La nuova modifica che è stata apportata alla legge tedesca sugli imballaggi, conosciuta come VerpackG, riguarda tutte quelle aziende o quei commercianti italiani che esportano merci imballate in Germania. A partire dal 1° luglio è infatti necessario risultare in regola e rispettare i nuovi obblighi previsti, che coinvolgono sostanzialmente l’intera filiera dell’esportazione. Se infatti prima gli unici interessati erano i produttori di imballaggi, adesso le stesse aziende che esportano merce devono preoccuparsi di alcuni aspetti burocratici. In particolare, i nuovi obblighi per chi esporta merce imballata dall’Italia alla Germania sono i seguenti:

  • Obbligo di iscrizione nel registro centrale tedesco per i produttori di imballaggi Lucid;
  • Obbligo di partecipazione ad un sistema di raccolta degli imballaggi;
  • Obbligo di redazione della dichiarazione di completezza annuale: un documento che certifica la quantità degli imballaggi immessi sul mercato tedesco;
  • Obbligo di comunicazione dei dati relativi a massa e tipologia di materiale imballato (valido anche nel caso di piccole quantità).

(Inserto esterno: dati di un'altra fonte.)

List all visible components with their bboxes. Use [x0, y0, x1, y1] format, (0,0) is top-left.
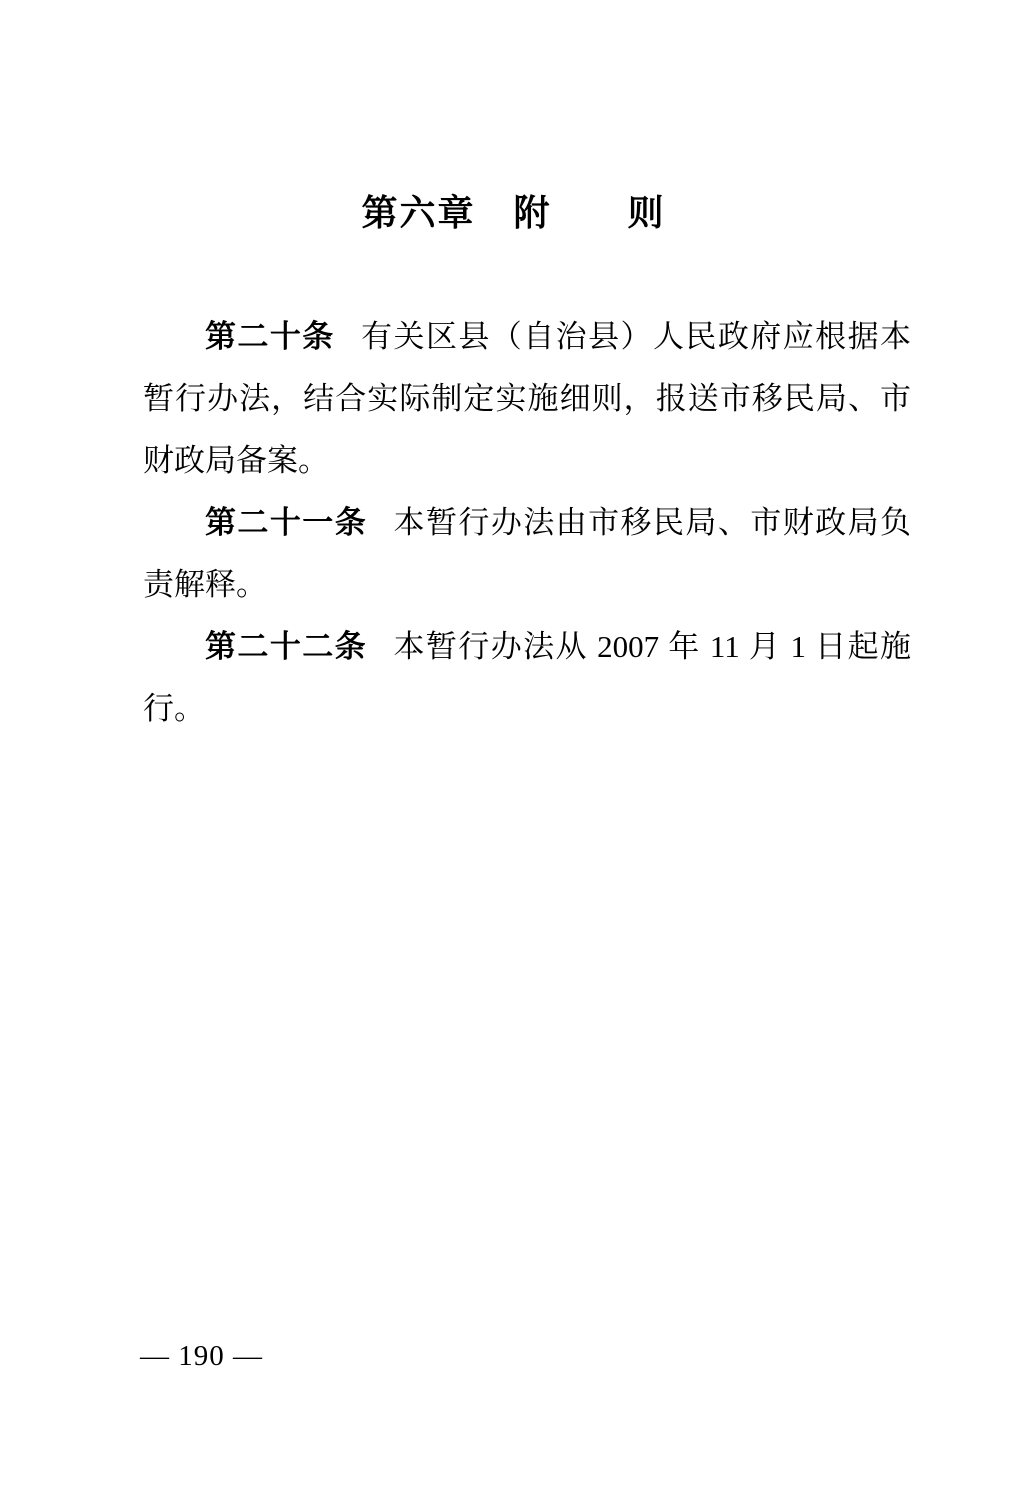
article-paragraph: 第二十二条本暂行办法从 2007 年 11 月 1 日起施行。 — [143, 616, 911, 740]
document-page: 第六章 附 则 第二十条有关区县（自治县）人民政府应根据本暂行办法，结合实际制定… — [0, 0, 1027, 1488]
article-number: 第二十条 — [205, 319, 335, 354]
article-number: 第二十一条 — [205, 505, 367, 540]
page-number: — 190 — — [140, 1338, 263, 1374]
article-number: 第二十二条 — [205, 629, 367, 664]
document-body: 第二十条有关区县（自治县）人民政府应根据本暂行办法，结合实际制定实施细则，报送市… — [143, 306, 911, 740]
article-paragraph: 第二十一条本暂行办法由市移民局、市财政局负责解释。 — [143, 492, 911, 616]
article-paragraph: 第二十条有关区县（自治县）人民政府应根据本暂行办法，结合实际制定实施细则，报送市… — [143, 306, 911, 492]
chapter-heading: 第六章 附 则 — [0, 0, 1027, 234]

Come gestire il trasporto di merci Italia Germania

Per quanto riguarda nello specifico la gestione del trasporto Italia Germania, una volta che l’azienda ha provveduto all’iscrizione al Lucid e alla compilazione dell’altra documentazione non deve preoccuparsi di altro. Sicuramente affidarsi ad uno spedizioniere internazionale è la soluzione migliore per evitare brutte sorprese ed essere sempre aggiornati circa le nuove normative e la relativa documentazione necessaria per evitare problemi di vario tipo.

Sicuramente, dal Lucid viene comunicato un codice da abbinare al trasporto per dimostrare di essere in regola con le nuove disposizioni. Per il resto non dovrebbe cambiare molto.

Quali sono i rischi e le sanzioni per chi non è in regola

È importante precisare che le aziende che non dovessero risultare in regola con le nuove normative previste per quanto riguarda gli imballaggi diretti in Germania, rischiano davvero grosso. Oltre al divieto di vendita infatti, sono previste delle sanzioni pecuniarie davvero ingenti che possono arrivare fino a 200.000 euro. Meglio dunque regolarizzare la propria posizione e rispettare quanto prescritto dalla nuova norma tedesca, anche perché i controlli sono già iniziati e si tratta di una legge che non ammette eccezioni.